Van het woord hoed, zie de aantekening bij Exod. 29:4. De hoed beduidt het priesterlijk ambt, waartoe de Heer Jozua heeft aangesteld en bevestigd, nadat Hij hem van zijne zonden gereinigd en geheiligd had; zie 1 Petr. 2:9.

Ex 29.4 1Pe 2.9

26) klederen aan;

Te weten, wisselklederen, gelijk Zach. 3:4.

Zec 3.4

27) stond [daarbij].

Te weten, vaardig om des Vaders bevel uit te voeren.

Zechariah 14:4

8) te dien dage staan op den Olijfberg,

Te weten, ten tijde van Christus, die op den Olijfberg verkeerd heeft, aldaar zijn lijden aangevangen en ten hemel is gevaren. Zie Luk. 22:39; Hand. 1:12.

Lu 22.39 Ac 1.12

9) die voor Jeruzalem ligt,

Hebr. die voor het aangezicht van Jeruzalem is tegen het oosten. Zie Hand. 1:12.

Ac 1.12

10) in tweeen gespleten worden

Hebr. in zijn midden, of in zijn helft gespleten worden.

11) naar het oosten, en naar het westen,

Dat is, in de lengten van het oosten tot het westen toe.

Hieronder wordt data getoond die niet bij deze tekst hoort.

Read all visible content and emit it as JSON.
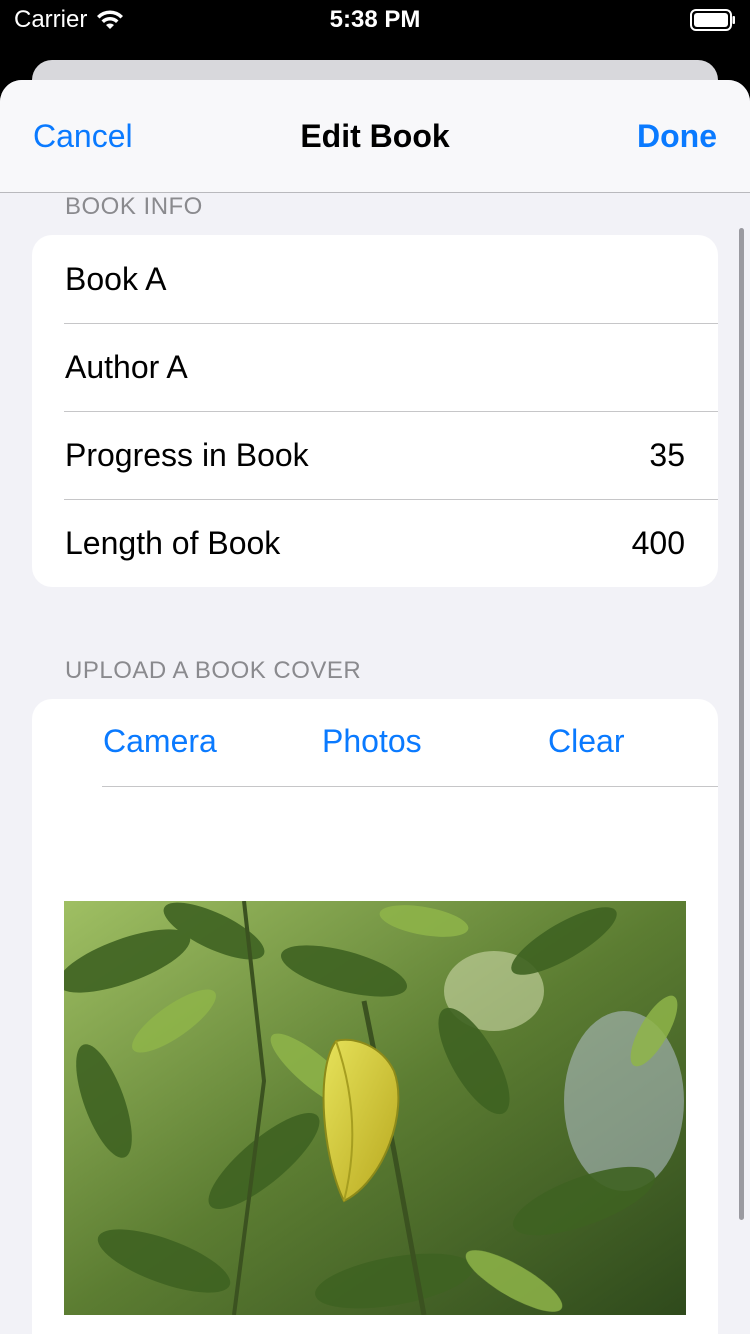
{
  "status_bar": {
    "carrier": "Carrier",
    "time": "5:38 PM"
  },
  "nav": {
    "cancel_label": "Cancel",
    "title": "Edit Book",
    "done_label": "Done"
  },
  "book_info": {
    "header": "BOOK INFO",
    "title_value": "Book A",
    "author_value": "Author A",
    "progress_label": "Progress in Book",
    "progress_value": "35",
    "length_label": "Length of Book",
    "length_value": "400"
  },
  "cover": {
    "header": "UPLOAD A BOOK COVER",
    "camera_label": "Camera",
    "photos_label": "Photos",
    "clear_label": "Clear"
  },
  "colors": {
    "accent": "#0a7aff",
    "background": "#f2f2f7",
    "secondary_text": "#8a8a8e"
  }
}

12) [zodat] er een zeer grote vallei zal zijn;

Dat is, zodat er een zeer groot dal tussen die twee helften van den berg zal wezen, en dat men Jeruzalem bescheidenlijk zal kunnen zien liggen, hetwelk tevoren met dezen berg en andere als bedekt lag of verborgen was. Versta dit van het geestelijke Jeruzalem, namelijk de kerk Gods, waarvan de heidenen v¢¢r de komst van Christus, geen kennis hadden; maar dan zullen alle hindernissen, die de heidenen den toegang tot Christus en zijne kerk konden verhinderen of afsnijden, weggenomen worden, en zij zullen een open pas hebben tot dezelven. Verg. Jes. 57:14, en Jes. 62:10.

Isa 57.14 62.10

Zechariah 14:12

52) En dit zal de plage zijn,

Nadat de profeet van den stand en de gelegenheid der gelovigen gesproken heeft, spreekt hij nu hier van de plagen en ellenden der goddelozen.

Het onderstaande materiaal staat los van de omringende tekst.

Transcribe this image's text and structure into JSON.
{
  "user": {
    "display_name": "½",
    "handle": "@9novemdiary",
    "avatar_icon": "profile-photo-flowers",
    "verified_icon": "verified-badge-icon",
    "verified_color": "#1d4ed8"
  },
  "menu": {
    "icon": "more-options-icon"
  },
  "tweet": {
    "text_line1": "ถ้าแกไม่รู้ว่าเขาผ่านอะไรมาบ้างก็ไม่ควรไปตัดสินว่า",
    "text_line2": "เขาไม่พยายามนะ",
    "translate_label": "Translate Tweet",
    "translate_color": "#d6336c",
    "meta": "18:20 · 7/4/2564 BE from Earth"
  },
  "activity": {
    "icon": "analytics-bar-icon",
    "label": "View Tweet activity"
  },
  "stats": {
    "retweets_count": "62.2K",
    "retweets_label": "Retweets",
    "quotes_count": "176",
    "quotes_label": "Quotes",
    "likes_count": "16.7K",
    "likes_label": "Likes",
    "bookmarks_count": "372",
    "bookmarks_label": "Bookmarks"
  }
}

53) die tegen Jeruzalem krijg gevoerd zullen hebben:

Dat is, die kerk Gods bevochten en vervolgd hebben.

54) een iegelijks vlees,

Hebr. zijn vlees; dat is, eens ieders vlees, lichaam, leden, of deszelfs vlees, alzo straks, zijne ogen en zijne tong.

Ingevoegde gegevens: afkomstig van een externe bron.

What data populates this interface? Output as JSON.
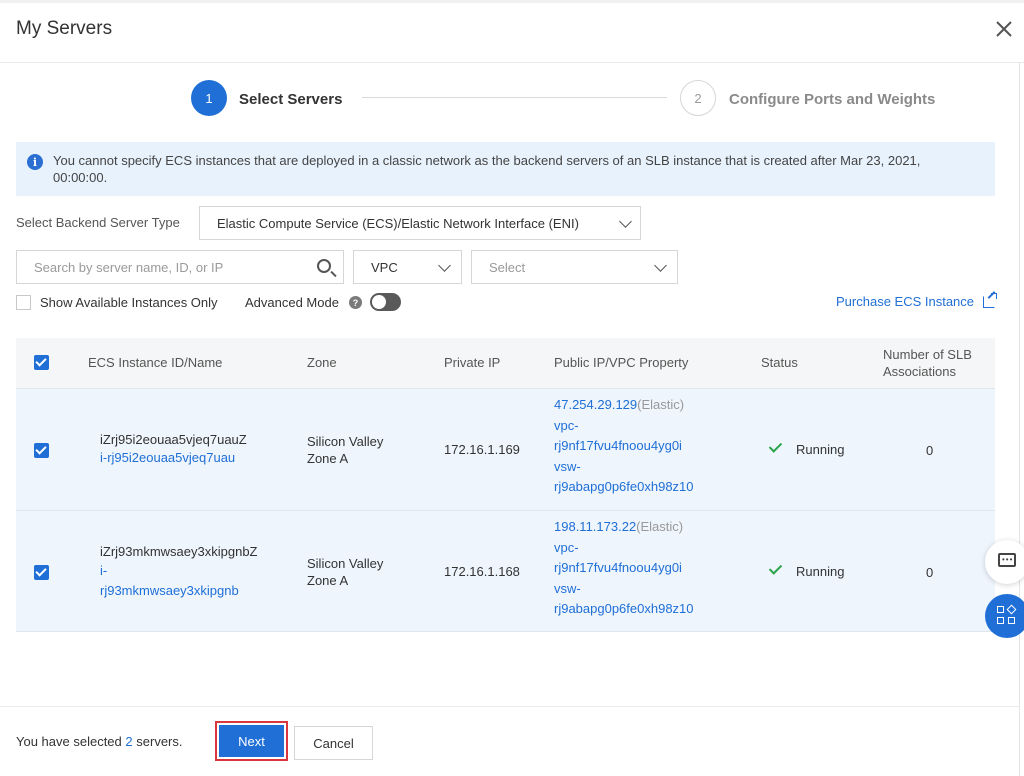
{
  "dialog": {
    "title": "My Servers"
  },
  "steps": [
    {
      "number": "1",
      "label": "Select Servers"
    },
    {
      "number": "2",
      "label": "Configure Ports and Weights"
    }
  ],
  "notice": {
    "text": "You cannot specify ECS instances that are deployed in a classic network as the backend servers of an SLB instance that is created after Mar 23, 2021, 00:00:00."
  },
  "filters": {
    "backend_type_label": "Select Backend Server Type",
    "backend_type_value": "Elastic Compute Service (ECS)/Elastic Network Interface (ENI)",
    "search_placeholder": "Search by server name, ID, or IP",
    "network_value": "VPC",
    "vpc_placeholder": "Select",
    "available_only_label": "Show Available Instances Only",
    "advanced_mode_label": "Advanced Mode",
    "purchase_link": "Purchase ECS Instance"
  },
  "table": {
    "headers": {
      "instance": "ECS Instance ID/Name",
      "zone": "Zone",
      "private_ip": "Private IP",
      "public_ip": "Public IP/VPC Property",
      "status": "Status",
      "slb_line1": "Number of SLB",
      "slb_line2": "Associations"
    },
    "rows": [
      {
        "name": "iZrj95i2eouaa5vjeq7uauZ",
        "id_line1": "i-rj95i2eouaa5vjeq7uau",
        "id_line2": "",
        "zone_line1": "Silicon Valley",
        "zone_line2": "Zone A",
        "private_ip": "172.16.1.169",
        "public_ip": "47.254.29.129",
        "ip_type": "(Elastic)",
        "vpc_prefix": "vpc-",
        "vpc_id": "rj9nf17fvu4fnoou4yg0i",
        "vsw_prefix": "vsw-",
        "vsw_id": "rj9abapg0p6fe0xh98z10",
        "status": "Running",
        "slb_count": "0",
        "checked": true
      },
      {
        "name": "iZrj93mkmwsaey3xkipgnbZ",
        "id_line1": "i-",
        "id_line2": "rj93mkmwsaey3xkipgnb",
        "zone_line1": "Silicon Valley",
        "zone_line2": "Zone A",
        "private_ip": "172.16.1.168",
        "public_ip": "198.11.173.22",
        "ip_type": "(Elastic)",
        "vpc_prefix": "vpc-",
        "vpc_id": "rj9nf17fvu4fnoou4yg0i",
        "vsw_prefix": "vsw-",
        "vsw_id": "rj9abapg0p6fe0xh98z10",
        "status": "Running",
        "slb_count": "0",
        "checked": true
      }
    ]
  },
  "footer": {
    "selected_prefix": "You have selected",
    "selected_count": "2",
    "selected_suffix": "servers.",
    "next_label": "Next",
    "cancel_label": "Cancel"
  },
  "colors": {
    "primary": "#1f6fd6",
    "notice_bg": "#e8f2fd",
    "running": "#2aa34a",
    "highlight_border": "#d9363e"
  }
}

55) hij op zijn voeten staat,

Dat is, haastelijk, onvoorziens, geen kwaad vermoedende. Zie het voorbeeld in Herodes; Hand. 12:21, enz.

Ac 12.21

56) doen uitteren;

Dat is, ganselijk verderven.

57) tong zal in hun mond uitteren.

Met welke zij God en de vromen gelasterd en gesmaad hebben.